Now there is a generation of federal prosecutors in Chicago, a group I was fortunate to help train, who are familiar with that concept. And let me also add that the lessons from debate also were with me when I first stood, somewhat petrified, in front of a law school class last fall.
Don’t mistake me. I’m not just saying those lessons helped me in my pursuits and in achieving any success I’ve had. I’m saying they made those pursuits possible.
Beyond the skills and attitudes, let me mention an often neglected facet of your teaching: the substantial body of knowledge acquired by your students. Debate students study about complex issues of public policy. In the fall of 1971, we were debating a topic concerning the jury system. I bet there were not many ninth graders who, when asked by their parents what they wanted for Christmas, gave the answer I did. I wanted a copy of The American Jury, the famous book by Professors Harry Kalven and Hans Zeisel. If ideas are the currency of our political system, your students leave high school with hefty savings accounts.
How many times have you heard a news report about some startling new development, only to realize that you heard about it years ago in debate? For example, the first time I encountered the notion that there were forces that might cause the collapse of the Soviet Union resulting in dangerous regional instability was in a high school debate over a decade ago. Silly academic dream-world arguments? I say if you want a glimpse at the issues of 2005, listen to a high school debate today.
Of course, exposure to the complexity of issues and the value of research imparts another critical lesson to students. In an age when politics seems driven by polling data based on quick and easy responses to general propositions, it is your students who are most likely to respond by saying “What are the specifics of the plan?” or “I’d have to do some research to give you an intelligent answer.”
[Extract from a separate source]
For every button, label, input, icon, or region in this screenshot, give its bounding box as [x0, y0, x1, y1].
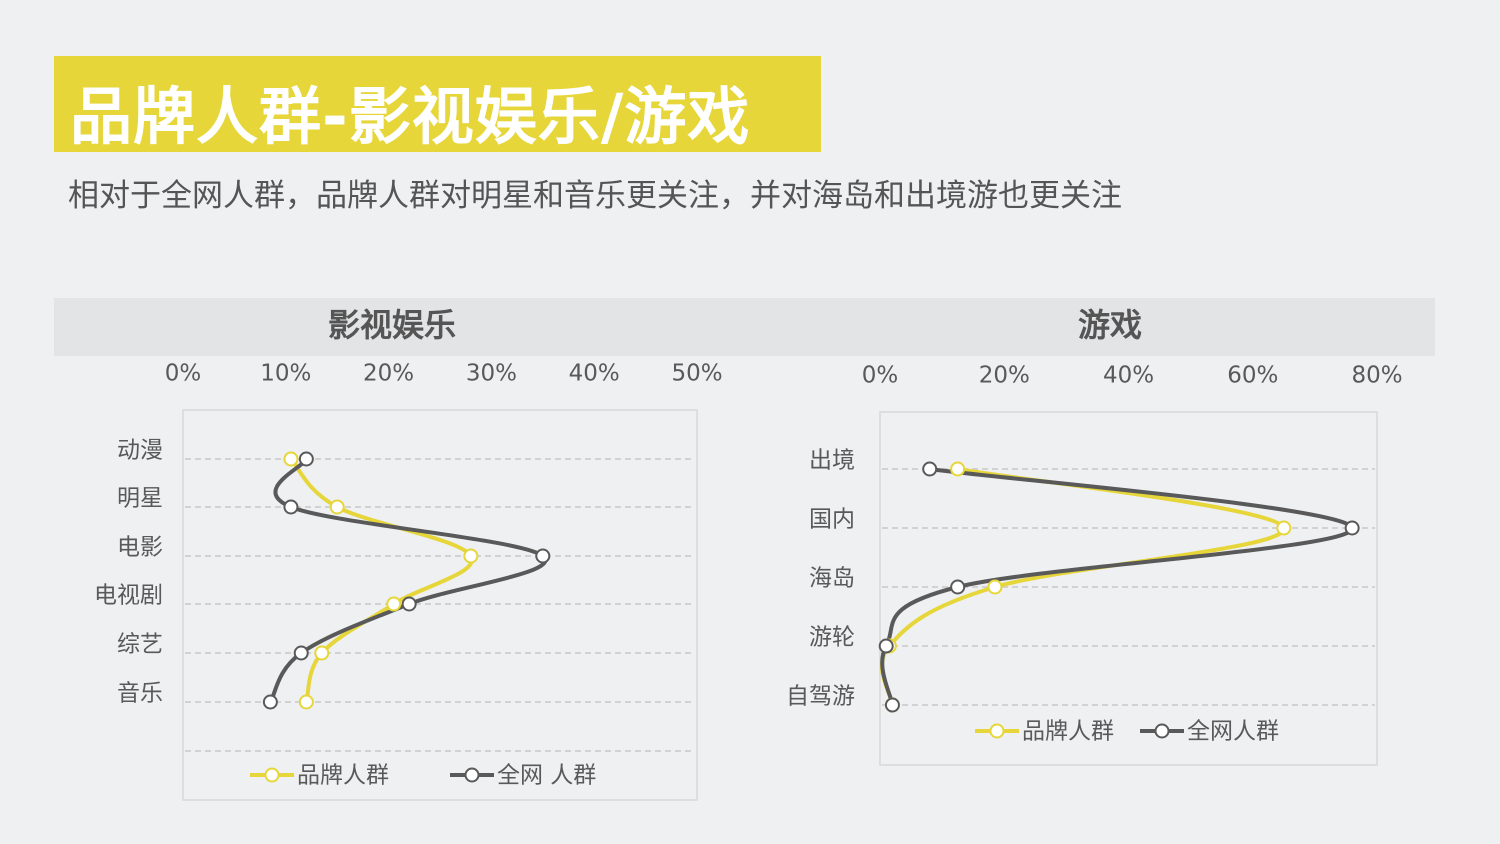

Finally, I want to remark about an even more neglected fact about your work, and that is the achievement of the learning you do. Being a coach is to be enrolled in a continuing graduate course in public policy.
You are members of what might be called “The Academy of Debate.” The knowledge acquired over the years by career coaches is formidable. As a person who graduated from “The Academy of Debate”, I envy the breadth and depth of your continuing education. This group is a great resource with tremendous potential to do good.
And so I congratulate you on your careers in coaching. I know it is consuming, hard work. But when you are next pacing a dank, dark school corridor late on a weekend evening, waiting for the last round to end and the long drive home, please be mindful of the chain reaction of good effects you continually set off, and remember that it touches people—at that very moment and for generations.
Jim Fleissner has been a Professor of Law at Mercer University since 1994. As a high school debater at Marquette University High School, he reached the semifinals of NFL Nationals and was the champion of CFL Nationals, the Bicentennial Forum in Philadelphia, the Motor City Special in Detroit, the Ruby Krider Tournament in Tennessee, and the National Round Robin in Washington, DC. After high school, Fleissner coached at his alma mater and at the Kinkaid School in Houston. He earned a J.D. from the University of Chicago Law School in 1986 and has had a distinguished career in both academia and government service.